While Velodyne make great subs I would not class the minivee as a sub woofer due to its size and laws of physics, I mean it would make a great sub for your PC or another system in a much smaller room but other than that I really would spend your money more wisely and as Dennis and Tony has mentioned SVS offer superior subs for around the same sort of price band, the SVS SB12+ springs to mind....


----------



## jackfish (Dec 27, 2006)

There is a new Definitive Technology SuperCube III on AudiogoN right now for $500 US. Hard to beat for your application.

http://www.definitivetech.com/Products/products.aspx?path=Subwoofers&productid=SuperCube III 

I would not necessarily define any ported SVS subwoofer as fast and musical. The SVS sealed models approach those qualities. Even the discontinued SVS SB12-Plus cost at least $699 US or $737 CDN, the new SB12-Plus would be more.

An Elemental Designs A5s-300 for $550 should get consideration as well.

http://www.edesignaudio.com/product_info.php?t=2&products_id=681


----------



## Bucket (Aug 12, 2009)

The SVS PB10-NSD would fit your budget and they do have a Canadian distributor, or the Paradigm DSP-3200 if you have a local dealer. In the past (although its been a while) I've received 20-25% off list price from my Paradigm dealer, so if you can get something similar that would bring the DSP-3200 into the same range.

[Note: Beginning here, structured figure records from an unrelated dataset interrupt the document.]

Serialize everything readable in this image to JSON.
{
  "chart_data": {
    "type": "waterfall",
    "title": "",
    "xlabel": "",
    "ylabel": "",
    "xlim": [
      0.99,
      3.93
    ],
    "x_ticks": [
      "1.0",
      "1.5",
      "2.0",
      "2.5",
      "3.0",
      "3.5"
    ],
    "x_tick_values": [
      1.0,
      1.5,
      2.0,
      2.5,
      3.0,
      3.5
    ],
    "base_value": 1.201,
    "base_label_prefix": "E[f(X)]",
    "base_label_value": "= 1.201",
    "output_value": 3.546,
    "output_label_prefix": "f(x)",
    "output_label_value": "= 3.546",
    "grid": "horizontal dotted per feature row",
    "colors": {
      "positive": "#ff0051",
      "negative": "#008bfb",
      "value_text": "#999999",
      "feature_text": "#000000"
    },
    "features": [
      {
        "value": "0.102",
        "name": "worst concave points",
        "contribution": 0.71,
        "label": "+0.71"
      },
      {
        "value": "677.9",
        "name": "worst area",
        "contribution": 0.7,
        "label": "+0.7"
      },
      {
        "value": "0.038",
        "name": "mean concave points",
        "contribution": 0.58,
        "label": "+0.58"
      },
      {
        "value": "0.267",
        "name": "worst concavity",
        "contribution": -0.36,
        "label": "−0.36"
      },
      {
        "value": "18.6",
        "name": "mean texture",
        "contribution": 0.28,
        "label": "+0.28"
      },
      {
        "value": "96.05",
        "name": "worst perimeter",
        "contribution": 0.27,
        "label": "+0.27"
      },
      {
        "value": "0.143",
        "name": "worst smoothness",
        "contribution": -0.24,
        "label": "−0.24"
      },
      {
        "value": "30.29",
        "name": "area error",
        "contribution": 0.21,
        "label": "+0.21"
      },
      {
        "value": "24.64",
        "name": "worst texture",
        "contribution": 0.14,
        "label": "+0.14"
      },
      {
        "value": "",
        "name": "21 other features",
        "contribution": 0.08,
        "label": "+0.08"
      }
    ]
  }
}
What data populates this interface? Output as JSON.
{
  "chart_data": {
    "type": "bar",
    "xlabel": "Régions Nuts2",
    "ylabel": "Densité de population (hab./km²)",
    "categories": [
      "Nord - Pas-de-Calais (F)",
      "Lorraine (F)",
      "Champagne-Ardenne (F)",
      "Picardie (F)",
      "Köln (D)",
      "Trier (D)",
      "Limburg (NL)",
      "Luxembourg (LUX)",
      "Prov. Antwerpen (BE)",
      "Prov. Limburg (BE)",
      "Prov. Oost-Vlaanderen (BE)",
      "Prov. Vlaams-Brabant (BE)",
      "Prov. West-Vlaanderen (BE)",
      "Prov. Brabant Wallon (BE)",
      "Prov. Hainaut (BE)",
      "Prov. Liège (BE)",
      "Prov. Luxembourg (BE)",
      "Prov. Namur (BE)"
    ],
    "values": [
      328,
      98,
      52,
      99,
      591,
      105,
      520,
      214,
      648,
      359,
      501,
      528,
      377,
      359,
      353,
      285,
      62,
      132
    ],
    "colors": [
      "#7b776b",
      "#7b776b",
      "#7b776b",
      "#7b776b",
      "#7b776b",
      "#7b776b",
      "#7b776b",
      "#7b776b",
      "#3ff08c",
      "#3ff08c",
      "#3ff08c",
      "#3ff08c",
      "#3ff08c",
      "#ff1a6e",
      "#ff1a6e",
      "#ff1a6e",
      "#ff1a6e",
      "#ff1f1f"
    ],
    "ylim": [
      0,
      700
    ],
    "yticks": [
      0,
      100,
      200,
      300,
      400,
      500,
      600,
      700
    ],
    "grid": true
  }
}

I haven't heard either but thought I'd throw those out there as possibilities. I think both are 300 rms, so lower than the 500 you were looking for.


----------



## tonyvdb (Sep 5, 2007)

Sonic Boom Audio is the Canadian distributor for SVS.

I did just want to point out to anyone who reads this thread that there really is no such thing as a "fast and musical sub" per say. Any sub that can handle movies will do very well with music. Music is mostly limited to frequencies above 30Hz so a smaller sub will work quite well but for movies a larger one will reproduce the lower frequencies much better. Also it does not really matter what size the driver is, the "speed" of the sub is dependent on the signal it gets and really has no barring on how fast it responds.


----------



## Chester (Feb 19, 2007)

Thanks Tony! I was about to say the same 
http://www.adireaudio.com/Files/WooferSpeed.pdf
^this is a great explanation of the concept

basically: the transient response (how fast it can respond to an impulse... in another sense, high frequency roll-off) is limited by the inductance of the voice coil, not the mass of the cone: added mass will require more energy to push the cone, which would decrease the efficiency, but would not affect the transient response


----------



## CharlieU (Jan 26, 2007)

andrew01 said:


> I have been thinking about making my own sub but unless presuaded I don't think I will. I would like a 8 to 10 inch sub for only 2 channel music. My room is about 15' by 30' with 7.5' ceiling with ceiling tiles. It can be placed in a corner but it will make it farther away than the speakers. I need to be able to use speaker level in on the plate amp because my Yaqin MC100B amp doesn't have a sub output or preouts. Buying used is perfectly fine for me and I would like at least 500 watts rms. Before i had a klipsch synergy 12 and it was good but I want something that will blow my socks off. I have seen a velvodyne minivee 10 that has 1000 watts rms and for 650. Thoughts?


In your room, I wouldn't do less than a 12" woofer. Guessing that enclosure size matters, then I would recommend two 10" subs for better balance and help in smoothing out some of the room effects. (Two 8" may work too) If $650 is your budget, get one sub now and the other later. I can't see one 8" or 10" sub blowing anyones socks off in that size room. More power in an amplifier doesn't necessarily guarantee more output. It's just a piece of the overall system that the engineers will choose to meet their design spec for the subwoofer.


----------



## tonyvdb (Sep 5, 2007)

CharlieU said:


> In your room, I wouldn't do less than a 12" woofer. Guessing that enclosure size matters, then I would recommend two 10" subs for better balance and help in smoothing out some of the room effects. (Two 8" may work too) If $650 is your budget, get one sub now and the other later. I can't see one 8" or 10" sub blowing anyones socks off in that size room. More power in an amplifier doesn't necessarily guarantee more output. It's just a piece of the overall system that the engineers will choose to meet their design spec for the subwoofer.


For lower frequencies and movies I do agree however for music a single 10" is more than sufficient. It becomes much harder to get the entire room filled with below 30Hz information and this is where multiple subs will come in handy. For music a well placed sub will work surprisingly well.


----------



## talmadge (May 4, 2010)

I have two velodyne minivee 8" subs with my Magnepans for music. They integrate very nicely with the maggies which is a difficult match for most subs. To say they are not true subs could not be more wrong. For reference I have an Earthquake Supernova MKV for home theater and it is a monster. Of course the minivees can not match the output but they do a better job for music only in my opinion, especially with a speaker like magnepans. By the way my room is roughly 17' x 22'


----------